Fantasy novel by Sarah Monette

Corambis is a fantasy novel by Sarah Monette, the fourth book of her Doctrine of Labyrinths series, preceded by Mélusine, The Virtu, and The Mirador. It was first published in hardcover and ebook by Ace Books in April 2009, with a trade paperback edition following from the same publisher in April 2010.

==Summary==
Prince Gerrard Hume perishes attempting to start the Cymellunar engine, a device he hoped might gain Caloxa independence from Corambis. His unrequited admirer, Margrave Kay Brightmore of Rothmarlin, blinded by the engine, is imprisoned by Corambin Duke of Glimmering.

In far off Bernatha the once powerful Cabaline wizard Felix Harrowgate resorts to sordid extremes to earn money to treat his sick half brother Mildmay, only to fall victim to a Corambin ritual that restarts another Cymellunar device, the terrible Clock of Eclipses.
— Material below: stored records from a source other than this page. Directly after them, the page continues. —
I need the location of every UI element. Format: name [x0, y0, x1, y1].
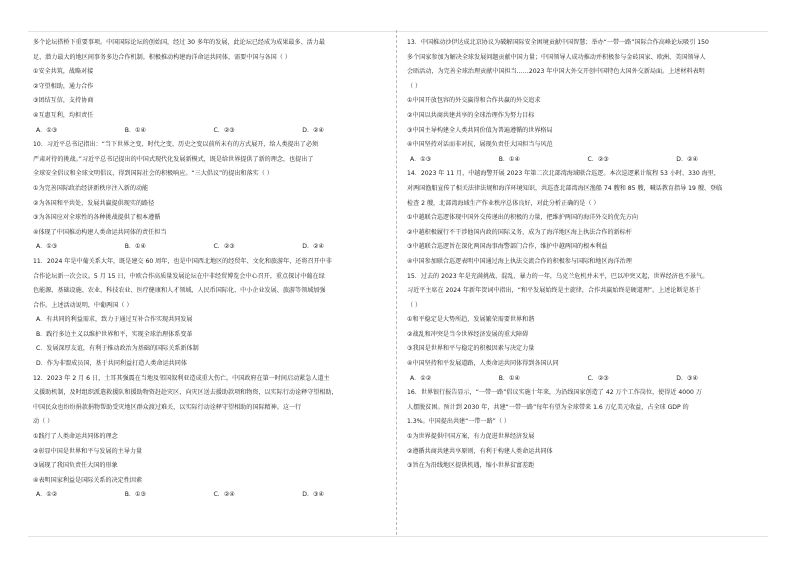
option-item: B．践行多边主义以维护世界和平，实现全球治理体系变革 [36, 330, 193, 338]
left-column [33, 36, 391, 503]
choice-b: B．①④ [124, 126, 146, 134]
option-item: ②守望相助，通力合作 [33, 82, 94, 90]
bottom-rule [28, 536, 768, 537]
question-text-line: 会晤活动，为完善全球治理贡献中国担当……2023 年中国大外交开创中国特色大国外交新局面。上述材料表明 [407, 68, 705, 76]
choice-b: B．①③ [124, 491, 146, 499]
option-item: ③展现了我国负责任大国的形象 [33, 462, 118, 470]
choice-a: A．①③ [36, 126, 58, 134]
option-item: ④中国参加联合巡逻表明中国通过海上执法交流合作的积极参与国际和地区海洋治理 [407, 257, 632, 265]
question-text-line: 人摆脱贫困。预计到 2030 年，共建“一带一路”每年有望为全球带来 1.6 万亿美元收益，占全球 GDP 的 [407, 403, 689, 411]
option-item: ①为世界提供中国方案，有力促进世界经济发展 [407, 433, 535, 441]
question-continued [33, 36, 391, 138]
question-text-line: 合作论坛新一次会议。5 月 15 日，中欧合作高质量发展论坛在中非经贸博览会中心召开，重点探讨中葡在绿 [33, 272, 325, 280]
option-item: ③旨在为沿线地区提供机遇，缩小世界贫富差距 [407, 462, 535, 470]
question-12 [33, 372, 391, 503]
option-item: ③为各国应对全球性的各种挑战提供了根本遵循 [33, 214, 161, 222]
question-11 [33, 255, 391, 372]
question-text-line: （ ） [407, 301, 422, 309]
choice-a: A．①② [410, 374, 432, 382]
answer-choices [33, 240, 391, 255]
answer-choices [33, 124, 391, 139]
choice-b: B．①④ [498, 155, 520, 163]
option-item: ④中国坚持对话而非对抗，展现负责任大国担当与风范 [407, 141, 553, 149]
right-column [407, 36, 765, 474]
option-item: ④中国坚持和平发展道路，人类命运共同体得到各国认同 [407, 360, 559, 368]
question-text-line: 14．2023 年 11 月，中越海警开展 2023 年第二次北部湾海域联合巡逻。本次巡逻累计航程 53 小时、330 海里， [407, 170, 720, 178]
choice-b: B．①④ [498, 374, 520, 382]
choice-a: A．①② [36, 491, 58, 499]
question-text-line: 全球安全倡议和全球文明倡议，得到国际社会的积极响应。“三大倡议”的提出和落实（ ） [33, 170, 273, 178]
question-text-line: 1.3%。中国提出共建“一带一路”（ ） [407, 418, 510, 426]
choice-a: A．①③ [36, 243, 58, 251]
option-item: ③中越联合巡逻旨在深化两国海事海警部门合作，维护中越两国的根本利益 [407, 243, 608, 251]
option-item: ③中国主导构建全人类共同价值为普遍遵循的世界格局 [407, 126, 553, 134]
option-item: ②中国以共商共建共享的全球治理作为努力目标 [407, 111, 535, 119]
option-item: ①中越联合巡逻体现中国外交传递出的积极的力量，把维护两国的海洋外交的优先方向 [407, 214, 638, 222]
choice-d: D．③④ [676, 374, 698, 382]
question-text-line: 检查 2 艘，北部湾海域生产作业秩序总体良好，对此分析正确的是（ ） [407, 199, 600, 207]
option-item: ②遵循共商共建共享原则，有利于构建人类命运共同体 [407, 447, 553, 455]
question-text-line: 色能源、基础设施、农业、科技农业、医疗健康和人才领域、人民币国际化、中小企业发展、旅游等领域加强 [33, 287, 326, 295]
question-16 [407, 386, 765, 474]
choice-a: A．①③ [410, 155, 432, 163]
choice-c: C．②③ [213, 243, 235, 251]
answer-choices [407, 372, 765, 387]
option-item: ①中国开放包容的外交赢得和合作共赢的外交追求 [407, 97, 541, 105]
top-rule [28, 31, 768, 32]
question-text-line: 习近平主席在 2024 年新年贺词中指出，“和平发展始终是主旋律，合作共赢始终是硬道理”。上述论断是基于 [407, 287, 701, 295]
question-text-line: 多个论坛搭桥下重要事项。中国国际论坛的创始国，经过 30 多年的发展，此论坛已经成为成果最多、活力最 [33, 39, 325, 46]
question-15 [407, 270, 765, 387]
choice-c: C．②③ [587, 374, 609, 382]
question-text-line: 12．2023 年 2 月 6 日，土耳其强震在当地及邻国叙利亚造成重大伤亡。中国政府在第一时间启动紧急人道主 [33, 374, 330, 382]
option-item: ②为各国和平共处、发展共赢提供现实的路径 [33, 199, 155, 207]
question-text-line: 多个国家参加为解决全球发展问题贡献中国力量；中国领导人成功推动并积极参与金砖国家、欧洲、美国领导人 [407, 53, 706, 61]
choice-c: C．②③ [587, 155, 609, 163]
question-text-line: 16．世界银行报告显示，“一带一路”倡议实施十年来，为沿线国家创造了 42 万个工作岗位，使得近 4000 万 [407, 389, 702, 397]
question-13 [407, 36, 765, 167]
option-item: ①践行了人类命运共同体的理念 [33, 433, 118, 441]
question-text-line: （ ） [407, 82, 422, 90]
option-item: ④表明国家利益是国际关系的决定性因素 [33, 476, 143, 484]
question-text-line: 合作。上述活动说明，中葡两国（ ） [33, 301, 133, 309]
option-item: ①和平稳定是大势所趋，发展繁荣需要世界和谐 [407, 316, 535, 324]
option-item: D．作为非盟成员国，基于共同利益打造人类命运共同体 [36, 360, 187, 368]
choice-d: D．②④ [302, 243, 324, 251]
question-text-line: 10．习近平总书记指出：“当下世界之变、时代之变、历史之变以前所未有的方式展开，给人类提出了必须 [33, 141, 319, 149]
option-item: ③我国是世界和平与稳定的积极因素与决定力量 [407, 345, 535, 353]
question-text-line: 11．2024 年是中葡关系大年，既是建交 60 周年，也是中国西北地区的经贸年、文化和旅游年，还将召开中非 [33, 257, 332, 265]
option-item: ④体现了中国推动构建人类命运共同体的责任担当 [33, 228, 167, 236]
option-item: ②战乱和冲突是当今世界经济发展的重大障碍 [407, 330, 529, 338]
option-item: ②彰显中国是世界和平与发展的主导力量 [33, 447, 143, 455]
question-text-line: 严肃对待的挑战。”习近平总书记提出的中国式现代化发展新模式，既是给世界提供了新的理念，也提出了 [33, 155, 314, 163]
choice-d: D．②④ [302, 126, 324, 134]
question-text-line: 动（ ） [33, 418, 54, 426]
question-text-line: 对两国渔船宣传了相关法律法规和海洋环境知识，共巡查北部湾海区渔船 74 艘和 85 艘，喊话教育指导 19 艘、登临 [407, 184, 723, 192]
choice-d: D．②④ [676, 155, 698, 163]
question-10 [33, 138, 391, 255]
choice-b: B．①④ [124, 243, 146, 251]
column-divider [396, 30, 397, 535]
choice-c: C．②③ [213, 126, 235, 134]
option-item: ④互惠互利，均担责任 [33, 111, 94, 119]
option-item: ③团结互信，支持协商 [33, 97, 94, 105]
option-item: ②中越积极履行不干涉他国内政的国际义务，成为了海洋地区海上执法合作的新标杆 [407, 228, 632, 236]
choice-d: D．③④ [302, 491, 324, 499]
question-text-line: 足、潜力最大的地区间事务多边合作机制。积极推动构建海洋命运共同体，需要中国与各国（ ） [33, 53, 291, 61]
option-item: A．有共同的利益需求，致力于通过互补合作实现共同发展 [36, 316, 193, 324]
option-item: ①为完善国际政治经济新秩序注入新的动能 [33, 184, 149, 192]
question-text-line: 13．中国推动沙伊达成北京协议为破解国际安全困境贡献中国智慧；举办“一带一路”国际合作高峰论坛吸引 150 [407, 39, 709, 46]
choice-c: C．②④ [213, 491, 235, 499]
question-text-line: 15．过去的 2023 年是充满挑战、混乱、暴力的一年，乌克兰危机并未平，巴以冲突又起，世界经济也不景气。 [407, 272, 709, 280]
answer-choices [407, 153, 765, 168]
option-item: C．发展深厚友谊，有利于推动政治为基础的国际关系新体制 [36, 345, 199, 353]
answer-choices [33, 488, 391, 503]
option-item: ①安全共筑，战略对接 [33, 68, 94, 76]
question-14 [407, 167, 765, 269]
question-text-line: 义援助机制，及时组织派遣救援队和援助物资赶赴灾区，向灾区送去援助款项和物资，以实际行动诠释守望相助， [33, 389, 338, 397]
question-text-line: 中国民众也纷纷捐款捐物帮助受灾地区群众渡过难关，以实际行动诠释守望相助的国际精神。这一行 [33, 403, 302, 411]
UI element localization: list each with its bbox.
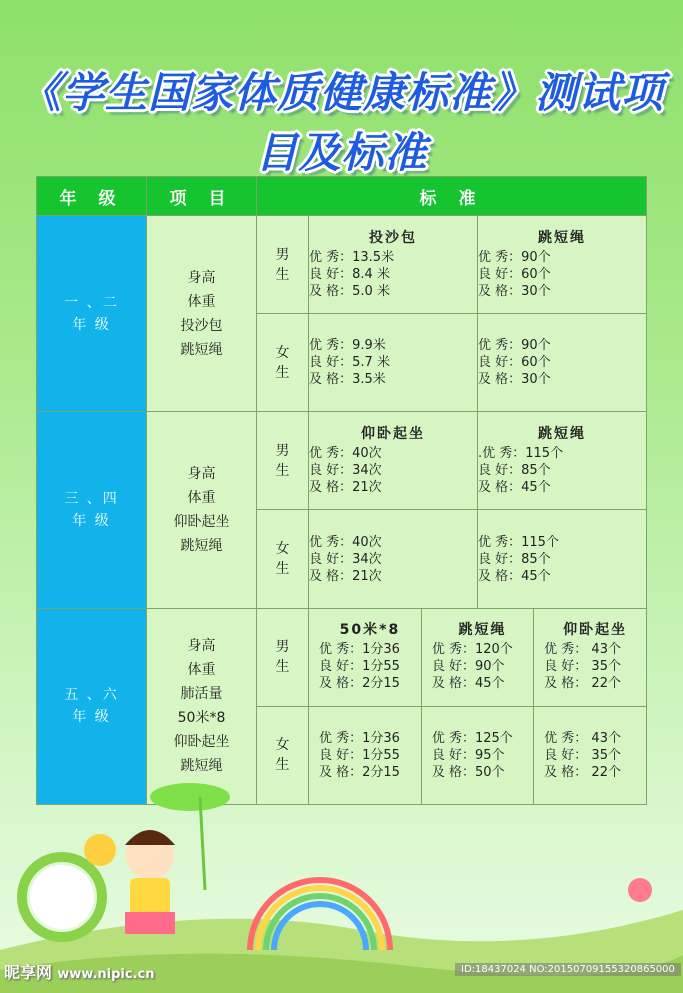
test-item: 仰卧起坐 (173, 734, 230, 751)
standard-row: 良 好：5.7 米 (309, 355, 390, 371)
grade-label-bottom: 年 级 (72, 709, 111, 726)
standard-row: 优 秀：40次 (309, 534, 382, 550)
standard-row: 及 格：5.0 米 (309, 283, 390, 299)
test-item: 肺活量 (180, 686, 223, 703)
standard-column (478, 216, 647, 313)
test-item: 身高 (187, 269, 216, 286)
test-item: 仰卧起坐 (173, 513, 230, 530)
standard-row: 优 秀：40次 (309, 445, 382, 461)
standard-column (421, 609, 533, 706)
header-standard: 标 准 (257, 177, 647, 216)
sex-label: 女 (275, 737, 290, 754)
standard-title: 跳短绳 (458, 622, 507, 639)
sex-label: 女 (275, 344, 290, 361)
standard-row: 良 好：85个 (478, 462, 551, 478)
grade-cell (37, 608, 147, 804)
sex-label: 生 (275, 266, 290, 283)
grade-cell (37, 412, 147, 608)
female-sex-cell (257, 510, 309, 608)
standard-subtable (309, 216, 646, 313)
watermark-id: ID:18437024 NO:20150709155320865000 (455, 963, 681, 976)
watermark-url: www.nipic.cn (57, 967, 155, 982)
standard-row: 良 好：90个 (431, 659, 505, 675)
standard-row: 及 格：2分15 (319, 676, 400, 692)
watermark-logo-text: 昵享网 (4, 963, 53, 982)
standard-row: 优 秀：90个 (478, 338, 551, 354)
table-header-row (37, 177, 647, 216)
watermark-logo (4, 960, 154, 983)
test-item: 跳短绳 (180, 537, 223, 554)
test-item: 跳短绳 (180, 341, 223, 358)
standard-row: 良 好：60个 (478, 355, 551, 371)
sex-label: 男 (275, 442, 290, 459)
standard-title: 跳短绳 (538, 229, 586, 246)
standard-row: 良 好：95个 (431, 747, 505, 763)
grade-label-top: 一 、二 (64, 294, 119, 311)
grade-label-bottom: 年 级 (72, 316, 111, 333)
standard-row: 良 好：1分55 (319, 747, 400, 763)
standard-row: 及 格：45个 (478, 568, 551, 584)
test-item: 跳短绳 (180, 758, 223, 775)
standard-cell (309, 314, 647, 412)
standard-column (534, 609, 646, 706)
test-item: 体重 (187, 293, 216, 310)
standard-row: 优 秀：1分36 (319, 642, 400, 658)
standard-subtable (309, 510, 646, 607)
standard-row: 优 秀：120个 (431, 642, 513, 658)
standard-column (478, 510, 647, 607)
standard-title: 仰卧起坐 (563, 622, 628, 639)
standard-row: 良 好：60个 (478, 266, 551, 282)
standard-row: 及 格：45个 (478, 479, 551, 495)
sex-label: 女 (275, 541, 290, 558)
sex-label: 生 (275, 561, 290, 578)
standard-title: 跳短绳 (538, 425, 586, 442)
standard-row: 良 好：34次 (309, 551, 382, 567)
standard-subtable (309, 412, 646, 509)
table-row (37, 412, 647, 510)
header-grade: 年 级 (37, 177, 147, 216)
standard-row: 优 秀：13.5米 (309, 249, 395, 265)
standard-row: 优 秀：9.9米 (309, 338, 386, 354)
standard-column (309, 609, 421, 706)
standard-row: 及 格：30个 (478, 372, 551, 388)
grade-label-bottom: 年 级 (72, 512, 111, 529)
standard-column (309, 412, 478, 509)
test-item: 50米*8 (177, 710, 226, 727)
page-title: 《学生国家体质健康标准》测试项目及标准 (18, 68, 664, 177)
sex-label: 生 (275, 757, 290, 774)
items-cell (147, 608, 257, 804)
standard-row: 及 格：30个 (478, 283, 551, 299)
standard-title: 仰卧起坐 (361, 425, 425, 442)
standard-row: 及 格：21次 (309, 568, 382, 584)
items-cell (147, 412, 257, 608)
sex-label: 男 (275, 639, 290, 656)
standard-title: 50米*8 (339, 622, 401, 639)
test-item: 体重 (187, 662, 216, 679)
leaf-decoration (150, 783, 230, 811)
standard-subtable (309, 609, 646, 706)
standard-cell (309, 510, 647, 608)
standard-row: 优 秀：125个 (431, 730, 513, 746)
grade-label-top: 五 、六 (64, 687, 119, 704)
standard-row: 优 秀：90个 (478, 249, 551, 265)
standard-row: .优 秀：115个 (478, 445, 564, 461)
standards-table (36, 176, 647, 805)
standard-cell (309, 216, 647, 314)
test-item: 体重 (187, 489, 216, 506)
standard-row: 及 格：45个 (431, 676, 505, 692)
standard-row: 良 好：85个 (478, 551, 551, 567)
sex-label: 生 (275, 462, 290, 479)
sex-label: 生 (275, 659, 290, 676)
standard-row: 优 秀： 43个 (544, 642, 621, 658)
standard-row: 良 好： 35个 (544, 659, 621, 675)
sex-label: 男 (275, 246, 290, 263)
standard-column (309, 216, 478, 313)
standard-row: 良 好：34次 (309, 462, 382, 478)
test-item: 投沙包 (180, 317, 223, 334)
standard-row: 优 秀： 43个 (544, 730, 621, 746)
standard-cell (309, 608, 647, 706)
grade-label-top: 三 、四 (64, 490, 119, 507)
standard-column (309, 510, 478, 607)
male-sex-cell (257, 412, 309, 510)
standard-title: 投沙包 (369, 229, 417, 246)
male-sex-cell (257, 216, 309, 314)
standard-column (478, 412, 647, 509)
header-item: 项 目 (147, 177, 257, 216)
standard-row: 及 格：3.5米 (309, 372, 386, 388)
standard-row: 良 好： 35个 (544, 747, 621, 763)
standard-row: 及 格：50个 (431, 764, 505, 780)
items-cell (147, 216, 257, 412)
test-item: 身高 (187, 465, 216, 482)
standard-row: 优 秀：1分36 (319, 730, 400, 746)
test-item: 身高 (187, 638, 216, 655)
standard-cell (309, 412, 647, 510)
standard-row: 及 格：21次 (309, 479, 382, 495)
standard-row: 及 格： 22个 (544, 764, 621, 780)
standard-column (309, 314, 478, 411)
standard-row: 及 格： 22个 (544, 676, 621, 692)
table-row (37, 216, 647, 314)
grade-cell (37, 216, 147, 412)
standard-column (478, 314, 647, 411)
standard-row: 及 格：2分15 (319, 764, 400, 780)
standard-subtable (309, 314, 646, 411)
table-row (37, 608, 647, 706)
standard-row: 良 好：8.4 米 (309, 266, 390, 282)
standard-row: 优 秀：115个 (478, 534, 559, 550)
male-sex-cell (257, 608, 309, 706)
female-sex-cell (257, 314, 309, 412)
standard-row: 良 好：1分55 (319, 659, 400, 675)
sex-label: 生 (275, 364, 290, 381)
Things get worse from there as Felix and Mildmay face their greatest challenge.

==Reception==
Publishers Weekly calls the novel a "rambling conclusion to Monette's Mélusine fantasy quartet," which "throws in numerous unsubtle lessons on love, lust and power, but for full effect the intricate plot requires familiarity with prior installments."

The collection was also reviewed by Faren Miller in Locus no. 579, April 2009.